Le passage Col 1/15-23 affirme clairement qu’en Christ, tout (panta en grec) subsiste, parce que « tout a été créé par et pour lui » . Il décrit le lien qui existe entre le Christ de la création et le Christ de la croix. Il est celui en qui toutes choses sont réconciliées et retrouvent l’harmonie. Paul déclare hardiment que les bénéficiaires de cette harmonie retrouvée ne sont pas seulement les hommes, mais toutes choses. Cela est un acquis présent et futur.

Dans Rm 8/18-22, Paul écrit que toute la création souffre (les êtres humains et les autres créatures), et elle attend le jour de la rédemption des fils de Dieu. Cette souffrance vient de la rébellion de l’homme contre la loi de Dieu. Car Dieu a créé un jardin luxuriant, productif, sans mauvaises herbes, un lieu de pleine santé et de vie, mais le péché a amené la maladie, la mort, les épines et les chardons. L’homme doit travailler dur pour gagner son pain car la terre nourricière est maudite. En l’espace de deux siècles (depuis le début de l’ère industrielle), l’espèce humaine a mis en question les fondements de la vie.

 Bryan Diaz, Iglesia Cruising for Jesus, Cali, Colombia.

La création souffre et soupire les douleurs de l’enfantement à cause de l’activité humaine : la destruction des espaces naturelles et l’urbanisation, l’extinction des espèces, la détérioration des sols, la transformation des ressources naturelles, les déchets et les produits dangereux, la pollution à grande échelle, l’altération de l’équilibre planétaire, la dégradation humaine et culturelle, le réchauffement climatique, l’insalubrité dans les grandes villes des pays en voie de développement etc. Ce sont de graves maux dont souffre la création.
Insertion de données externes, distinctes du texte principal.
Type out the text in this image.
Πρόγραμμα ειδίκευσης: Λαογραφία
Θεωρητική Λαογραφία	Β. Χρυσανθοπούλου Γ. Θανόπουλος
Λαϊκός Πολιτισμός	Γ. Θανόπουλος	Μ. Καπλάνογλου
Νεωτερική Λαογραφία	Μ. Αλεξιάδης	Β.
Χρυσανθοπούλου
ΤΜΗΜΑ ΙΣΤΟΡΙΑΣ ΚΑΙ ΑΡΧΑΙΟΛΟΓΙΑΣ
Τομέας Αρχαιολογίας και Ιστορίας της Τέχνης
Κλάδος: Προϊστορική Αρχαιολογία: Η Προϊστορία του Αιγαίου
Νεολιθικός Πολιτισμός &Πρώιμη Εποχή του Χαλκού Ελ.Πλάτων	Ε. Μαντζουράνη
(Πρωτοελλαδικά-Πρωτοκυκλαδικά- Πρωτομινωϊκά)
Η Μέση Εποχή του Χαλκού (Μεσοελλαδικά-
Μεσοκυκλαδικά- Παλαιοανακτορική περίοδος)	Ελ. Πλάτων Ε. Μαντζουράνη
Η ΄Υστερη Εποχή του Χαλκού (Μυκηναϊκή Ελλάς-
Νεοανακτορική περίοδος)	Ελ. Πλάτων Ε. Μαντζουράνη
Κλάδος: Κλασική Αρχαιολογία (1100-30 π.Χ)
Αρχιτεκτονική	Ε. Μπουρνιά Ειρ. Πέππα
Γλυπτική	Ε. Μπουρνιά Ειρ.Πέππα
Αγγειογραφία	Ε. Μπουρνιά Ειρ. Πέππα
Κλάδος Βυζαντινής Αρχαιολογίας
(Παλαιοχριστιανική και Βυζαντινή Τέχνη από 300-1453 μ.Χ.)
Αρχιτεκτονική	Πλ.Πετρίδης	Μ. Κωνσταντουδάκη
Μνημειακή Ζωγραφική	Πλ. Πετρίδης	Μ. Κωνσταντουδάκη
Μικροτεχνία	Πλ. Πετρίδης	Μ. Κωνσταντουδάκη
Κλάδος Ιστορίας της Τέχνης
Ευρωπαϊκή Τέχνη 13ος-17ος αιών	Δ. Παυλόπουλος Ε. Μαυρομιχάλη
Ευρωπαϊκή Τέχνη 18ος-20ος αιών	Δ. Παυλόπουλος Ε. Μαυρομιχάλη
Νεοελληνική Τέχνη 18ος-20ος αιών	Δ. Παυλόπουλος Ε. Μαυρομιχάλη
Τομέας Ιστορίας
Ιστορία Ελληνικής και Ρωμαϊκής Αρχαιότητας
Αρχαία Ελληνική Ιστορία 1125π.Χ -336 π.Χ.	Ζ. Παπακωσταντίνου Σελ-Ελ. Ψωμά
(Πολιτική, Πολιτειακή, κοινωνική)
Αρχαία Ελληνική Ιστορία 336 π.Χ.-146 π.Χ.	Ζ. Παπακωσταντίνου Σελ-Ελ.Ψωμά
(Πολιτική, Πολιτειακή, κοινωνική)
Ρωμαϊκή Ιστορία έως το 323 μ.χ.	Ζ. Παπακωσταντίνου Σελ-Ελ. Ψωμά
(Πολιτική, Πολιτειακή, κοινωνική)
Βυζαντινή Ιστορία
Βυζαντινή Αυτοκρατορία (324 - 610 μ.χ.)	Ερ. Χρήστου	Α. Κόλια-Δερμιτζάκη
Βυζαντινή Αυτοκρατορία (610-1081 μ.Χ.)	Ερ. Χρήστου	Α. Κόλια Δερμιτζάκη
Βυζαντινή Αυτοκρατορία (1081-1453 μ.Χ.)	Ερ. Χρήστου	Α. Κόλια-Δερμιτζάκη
Or, le mandat que Dieu a confié à l’être humain consiste à cultiver et garder le jardin. Mais en réalité l’homme ne fait que cultiver et exploiter la terre sans se préoccuper du second volet du mandat culturel de garder le don de Dieu sachant que le vrai propriétaire du cosmos est Dieu qui a créé toutes choses pour sa gloire. Et s’il nous a donné les bienfaits de la création pour que nous en jouissions de manière responsable, nous devons veiller à ne pas porter atteinte à sa fécondité.

En revanche, si nous agissons selon l’enseignement biblique à ce sujet, nous vivrons heureux et nous offrirons aux générations futures un avenir radieux.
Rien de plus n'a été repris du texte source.